I think of these kinds of data mining exercises as essentially descriptive in nature. I have a problem with conflating them with "predictive modeling". The only way to assess predictive models is their predictive performance. It is very difficult to validate predictions of events that occur extremely rarely. Because of this, people in the terrorist prediction business get a free pass: how do you know whether they can predict the future or not?
It turns out that this researcher has already had to retract a "prediction":
In a 2005 draft of their paper, Clauset and his collaborators projected that another 9/11-magnitude attack would occur within seven years, a finding that sparked newspaper headlines (“Physicists Predict Next 9/11 In Seven Years”). Clauset now says there were too many uncertainties in the data to make such a specific prediction. “What we had said was, if the future is exactly like the past and the assumptions of the model are correct, this is what you would expect,” he says. “But that number I don’t trust.”
This failure is presented as a lesson learned. In fact, this is one of the first lessons of data mining, perhaps even the first lesson. And yet, we are asked to trust him. We are told he "has been invited to consult with the Department of Defense, the Department of Homeland Security and other government agencies."

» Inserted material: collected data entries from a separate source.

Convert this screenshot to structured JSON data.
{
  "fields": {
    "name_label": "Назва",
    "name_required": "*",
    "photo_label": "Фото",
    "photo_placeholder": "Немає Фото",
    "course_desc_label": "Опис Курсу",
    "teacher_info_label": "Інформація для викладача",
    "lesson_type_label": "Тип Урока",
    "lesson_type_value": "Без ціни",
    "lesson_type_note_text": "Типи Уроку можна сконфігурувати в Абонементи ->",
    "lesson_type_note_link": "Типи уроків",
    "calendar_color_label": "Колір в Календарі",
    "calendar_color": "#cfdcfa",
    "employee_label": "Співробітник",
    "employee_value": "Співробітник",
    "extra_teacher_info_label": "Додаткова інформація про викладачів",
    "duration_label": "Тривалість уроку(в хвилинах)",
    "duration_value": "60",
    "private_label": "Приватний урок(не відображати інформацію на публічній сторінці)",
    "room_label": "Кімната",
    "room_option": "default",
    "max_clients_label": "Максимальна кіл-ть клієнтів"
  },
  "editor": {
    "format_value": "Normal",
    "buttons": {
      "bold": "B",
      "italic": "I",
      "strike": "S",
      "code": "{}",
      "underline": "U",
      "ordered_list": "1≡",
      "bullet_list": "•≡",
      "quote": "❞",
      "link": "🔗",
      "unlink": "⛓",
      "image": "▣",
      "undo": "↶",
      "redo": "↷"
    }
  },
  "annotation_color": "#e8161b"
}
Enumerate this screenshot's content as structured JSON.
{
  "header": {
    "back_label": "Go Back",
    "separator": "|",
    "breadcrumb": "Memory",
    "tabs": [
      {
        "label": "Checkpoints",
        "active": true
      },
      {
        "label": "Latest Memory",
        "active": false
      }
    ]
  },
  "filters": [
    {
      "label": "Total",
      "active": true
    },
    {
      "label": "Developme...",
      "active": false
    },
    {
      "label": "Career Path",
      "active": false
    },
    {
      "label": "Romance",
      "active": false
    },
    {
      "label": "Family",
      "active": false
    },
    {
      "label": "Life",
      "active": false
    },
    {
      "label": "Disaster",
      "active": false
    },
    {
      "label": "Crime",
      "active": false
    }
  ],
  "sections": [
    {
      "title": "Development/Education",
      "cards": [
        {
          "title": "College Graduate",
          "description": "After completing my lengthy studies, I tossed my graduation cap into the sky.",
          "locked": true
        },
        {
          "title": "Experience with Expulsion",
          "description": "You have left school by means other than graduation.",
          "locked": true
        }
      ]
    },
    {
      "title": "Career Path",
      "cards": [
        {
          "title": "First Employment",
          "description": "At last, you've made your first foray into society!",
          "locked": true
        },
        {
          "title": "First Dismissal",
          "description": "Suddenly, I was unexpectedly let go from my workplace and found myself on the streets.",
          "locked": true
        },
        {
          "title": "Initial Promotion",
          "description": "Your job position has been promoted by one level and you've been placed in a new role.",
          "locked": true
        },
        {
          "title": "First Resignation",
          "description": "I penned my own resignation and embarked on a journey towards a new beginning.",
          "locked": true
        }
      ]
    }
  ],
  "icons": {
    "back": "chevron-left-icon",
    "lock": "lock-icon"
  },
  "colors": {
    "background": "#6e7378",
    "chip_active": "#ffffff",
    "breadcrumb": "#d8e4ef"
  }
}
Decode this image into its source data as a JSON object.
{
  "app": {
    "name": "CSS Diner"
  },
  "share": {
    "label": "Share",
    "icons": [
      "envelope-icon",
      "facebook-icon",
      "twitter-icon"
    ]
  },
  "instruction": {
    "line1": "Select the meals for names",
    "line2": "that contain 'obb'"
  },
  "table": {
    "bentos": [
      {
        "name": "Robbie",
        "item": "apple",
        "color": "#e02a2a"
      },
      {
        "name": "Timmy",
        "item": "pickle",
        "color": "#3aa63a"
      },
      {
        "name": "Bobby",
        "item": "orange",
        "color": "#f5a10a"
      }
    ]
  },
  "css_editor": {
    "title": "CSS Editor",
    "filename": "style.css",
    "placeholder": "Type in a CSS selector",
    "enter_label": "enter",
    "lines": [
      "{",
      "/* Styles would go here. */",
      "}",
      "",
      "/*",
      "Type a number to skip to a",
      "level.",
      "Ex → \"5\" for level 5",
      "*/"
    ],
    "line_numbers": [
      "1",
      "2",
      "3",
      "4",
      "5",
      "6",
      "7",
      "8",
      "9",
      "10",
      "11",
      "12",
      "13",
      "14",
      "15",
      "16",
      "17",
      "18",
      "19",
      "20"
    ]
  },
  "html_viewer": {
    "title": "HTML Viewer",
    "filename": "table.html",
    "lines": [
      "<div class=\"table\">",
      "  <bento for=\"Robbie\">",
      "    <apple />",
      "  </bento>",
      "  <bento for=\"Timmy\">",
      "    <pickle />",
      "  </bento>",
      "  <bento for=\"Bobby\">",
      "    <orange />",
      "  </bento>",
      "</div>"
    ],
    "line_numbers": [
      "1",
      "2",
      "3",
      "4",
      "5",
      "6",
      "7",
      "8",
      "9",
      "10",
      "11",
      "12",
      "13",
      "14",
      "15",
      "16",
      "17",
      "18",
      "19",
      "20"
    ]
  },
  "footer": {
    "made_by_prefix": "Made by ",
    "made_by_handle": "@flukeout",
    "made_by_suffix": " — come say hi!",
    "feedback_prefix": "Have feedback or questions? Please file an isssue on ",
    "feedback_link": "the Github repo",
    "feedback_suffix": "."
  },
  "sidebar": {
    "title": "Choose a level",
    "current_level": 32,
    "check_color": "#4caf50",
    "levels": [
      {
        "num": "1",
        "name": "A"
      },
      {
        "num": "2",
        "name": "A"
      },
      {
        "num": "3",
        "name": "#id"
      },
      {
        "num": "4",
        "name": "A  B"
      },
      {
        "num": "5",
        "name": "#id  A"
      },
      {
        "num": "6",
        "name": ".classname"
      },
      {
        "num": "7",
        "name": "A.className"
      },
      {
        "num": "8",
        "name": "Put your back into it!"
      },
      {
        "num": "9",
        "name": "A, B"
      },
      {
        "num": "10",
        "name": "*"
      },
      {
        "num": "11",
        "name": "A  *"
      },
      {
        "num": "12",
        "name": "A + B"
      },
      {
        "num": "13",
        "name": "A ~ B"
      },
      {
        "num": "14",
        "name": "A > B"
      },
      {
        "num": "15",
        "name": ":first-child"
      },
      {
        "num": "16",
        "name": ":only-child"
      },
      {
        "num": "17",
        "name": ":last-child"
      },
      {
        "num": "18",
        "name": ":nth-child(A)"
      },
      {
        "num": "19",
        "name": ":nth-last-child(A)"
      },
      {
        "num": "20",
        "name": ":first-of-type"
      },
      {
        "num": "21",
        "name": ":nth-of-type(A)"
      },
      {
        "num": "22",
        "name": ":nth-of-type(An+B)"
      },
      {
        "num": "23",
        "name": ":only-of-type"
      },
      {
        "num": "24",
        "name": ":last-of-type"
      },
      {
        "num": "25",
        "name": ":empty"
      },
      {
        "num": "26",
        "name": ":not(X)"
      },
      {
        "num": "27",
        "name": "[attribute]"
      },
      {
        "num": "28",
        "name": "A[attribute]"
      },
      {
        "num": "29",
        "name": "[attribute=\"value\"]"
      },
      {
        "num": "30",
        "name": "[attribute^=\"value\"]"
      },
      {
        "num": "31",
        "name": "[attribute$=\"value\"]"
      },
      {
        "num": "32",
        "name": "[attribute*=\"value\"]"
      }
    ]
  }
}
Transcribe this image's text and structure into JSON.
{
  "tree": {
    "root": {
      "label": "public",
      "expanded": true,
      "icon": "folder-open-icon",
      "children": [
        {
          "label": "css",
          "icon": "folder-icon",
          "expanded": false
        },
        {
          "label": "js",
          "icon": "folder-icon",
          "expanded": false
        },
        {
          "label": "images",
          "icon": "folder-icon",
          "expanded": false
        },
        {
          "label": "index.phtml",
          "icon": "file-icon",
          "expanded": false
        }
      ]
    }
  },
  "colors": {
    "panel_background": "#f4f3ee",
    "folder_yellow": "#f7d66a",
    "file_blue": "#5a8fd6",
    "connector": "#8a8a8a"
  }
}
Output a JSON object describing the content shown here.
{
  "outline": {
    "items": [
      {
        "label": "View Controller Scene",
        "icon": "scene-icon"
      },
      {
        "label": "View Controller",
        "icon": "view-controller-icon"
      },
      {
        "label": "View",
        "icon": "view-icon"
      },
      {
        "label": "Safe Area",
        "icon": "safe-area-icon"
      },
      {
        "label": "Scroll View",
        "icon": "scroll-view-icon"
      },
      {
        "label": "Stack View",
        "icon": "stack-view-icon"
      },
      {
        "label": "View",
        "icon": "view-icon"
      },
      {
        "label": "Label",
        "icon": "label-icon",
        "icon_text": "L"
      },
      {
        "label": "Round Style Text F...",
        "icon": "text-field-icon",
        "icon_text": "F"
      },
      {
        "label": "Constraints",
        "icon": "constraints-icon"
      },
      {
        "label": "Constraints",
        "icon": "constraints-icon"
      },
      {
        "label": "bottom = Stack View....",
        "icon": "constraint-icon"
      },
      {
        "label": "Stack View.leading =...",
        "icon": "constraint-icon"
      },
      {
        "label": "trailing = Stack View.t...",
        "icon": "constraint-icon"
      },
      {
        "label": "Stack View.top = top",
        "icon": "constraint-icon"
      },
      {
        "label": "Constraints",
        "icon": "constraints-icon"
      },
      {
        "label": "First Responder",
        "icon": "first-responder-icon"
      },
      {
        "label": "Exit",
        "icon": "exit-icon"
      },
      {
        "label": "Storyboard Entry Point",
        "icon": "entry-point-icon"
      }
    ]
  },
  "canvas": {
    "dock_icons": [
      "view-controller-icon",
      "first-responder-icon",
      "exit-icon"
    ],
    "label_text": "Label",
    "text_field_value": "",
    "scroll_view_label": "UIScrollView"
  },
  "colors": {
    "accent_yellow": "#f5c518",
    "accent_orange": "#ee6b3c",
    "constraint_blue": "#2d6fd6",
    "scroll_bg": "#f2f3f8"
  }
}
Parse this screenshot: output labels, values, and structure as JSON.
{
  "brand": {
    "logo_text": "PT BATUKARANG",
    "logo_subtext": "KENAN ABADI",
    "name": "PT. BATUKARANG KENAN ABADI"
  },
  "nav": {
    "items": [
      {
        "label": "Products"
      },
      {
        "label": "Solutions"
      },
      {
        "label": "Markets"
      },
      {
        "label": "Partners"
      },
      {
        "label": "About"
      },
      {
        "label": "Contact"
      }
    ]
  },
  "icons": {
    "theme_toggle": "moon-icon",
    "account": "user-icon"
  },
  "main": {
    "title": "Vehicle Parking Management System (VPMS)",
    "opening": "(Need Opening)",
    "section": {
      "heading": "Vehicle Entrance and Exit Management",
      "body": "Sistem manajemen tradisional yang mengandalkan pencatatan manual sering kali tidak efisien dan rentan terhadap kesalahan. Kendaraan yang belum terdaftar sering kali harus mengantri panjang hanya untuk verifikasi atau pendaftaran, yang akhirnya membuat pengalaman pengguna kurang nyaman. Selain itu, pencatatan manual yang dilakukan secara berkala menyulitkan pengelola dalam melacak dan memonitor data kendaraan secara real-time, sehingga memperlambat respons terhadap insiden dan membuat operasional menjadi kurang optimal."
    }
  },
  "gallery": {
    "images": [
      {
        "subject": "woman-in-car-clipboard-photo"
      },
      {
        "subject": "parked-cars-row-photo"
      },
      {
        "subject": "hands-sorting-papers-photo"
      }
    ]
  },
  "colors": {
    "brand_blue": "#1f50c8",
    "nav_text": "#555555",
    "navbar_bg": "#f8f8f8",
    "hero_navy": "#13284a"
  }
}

So, when he makes a prediction like "It’s well within the realm of possibility within the next 50 years that a low-yield nuclear bomb is detonated as a terrorist attack somewhere in the world," I don't know on what basis I should believe it. But the reporter has no such issues -- according to him, "Clearly, that is an eventuality society might want to be prepared for." I am unable to locate this "clarity".
***
The second lesson of data mining (or any kind of statistical modeling for that matter) can be what I have called the false belief in true models. And unfortunately, Clauset is not immune to this either. Consider this passage (my italics):
For example, knowing a group’s size should enable governments and law enforcement to gauge the true threat it poses (because the power law proves that size determines the frequency with which it can attack).
“It tells you that while a lot of things are flexible — different terrorist organizations are very different — there are a couple of things that they can’t change,” Clauset says. “That means that even if they know that we know this, they can’t do anything about it.”
So, because he's found patterns "over months, years, and decades", these patterns will simply have to persist in the future because the mathematics say they have to. These patterns is a kind of gravity that people can do nothing about. There is an implicit assumption that past history contains all useful information about the future.
***
If you're still reading, this is turning into a primer on data mining. Third lesson: models do not make decisions; people make decisions. This means that you can never keep politics out. Besides, the person building models has to make lots of choices during the construction process, and each such choice is subjective, and can have strong impacts on the nature of the models. (You only have to sample the controversies surrounding climate models to see what I mean.)
So it is folly to believe that this work is "less prone to ideological distortion" or that "it forces the conversation to remain analytical and apolitical". The right reference point is not model v. no model but model A v. model B. My experience is that a standoff between model A and model B is every bit as political and ideological as you could imagine. And that's because there is no such thing as a "true model" (certainly not in the social science or business setting.)